In this paper, the HAM was applied in order to analytically obtain several approximations of the peakon solutions to the b-Novikov Equation (1(1) $u_t-u_{xxt}=u^2{u}_{xxx}+bu{u}_x{u}_{xx}-(b+1)u^2{u}_x,u=u(x,t),$(1) ). Four values of b were taken into consideration, including b = 3 which corresponds to the well known Novikov equation. The obtained results are in excellent agreement with the exact ones.

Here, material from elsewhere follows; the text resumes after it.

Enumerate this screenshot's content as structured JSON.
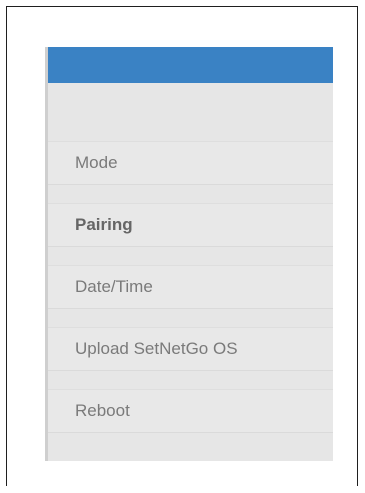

This work complements earlier works of [20,21], where peakon solutions were studied in a similar way for the Degasperis-Processi and Camassa-Holm equations, which include quadratic nonlinearities. Since (1(1) $u_t-u_{xxt}=u^2{u}_{xxx}+bu{u}_x{u}_{xx}-(b+1)u^2{u}_x,u=u(x,t),$(1) ) is a special case of the more general Equation (3(3) $u_t-u_{xxt}=u^k{u}_{xxx}+b{u}^{k-1}{u}_x{u}_{xx}-(b+1)u^k{u}_x,u=u(x,t),$(3) ), HAM provides an excellent tool for further investigation of peakon solutions to not only (3(3) $u_t-u_{xxt}=u^k{u}_{xxx}+b{u}^{k-1}{u}_x{u}_{xx}-(b+1)u^k{u}_x,u=u(x,t),$(3) ), but also to other nonlinear PDEs.

Acknowledgments

The authors would like to thank the reviewers for their valuable comments which improved the presentation of the paper and also strengthened the reported findings.

Disclosure statement

The authors report that there are no competing interests to declare.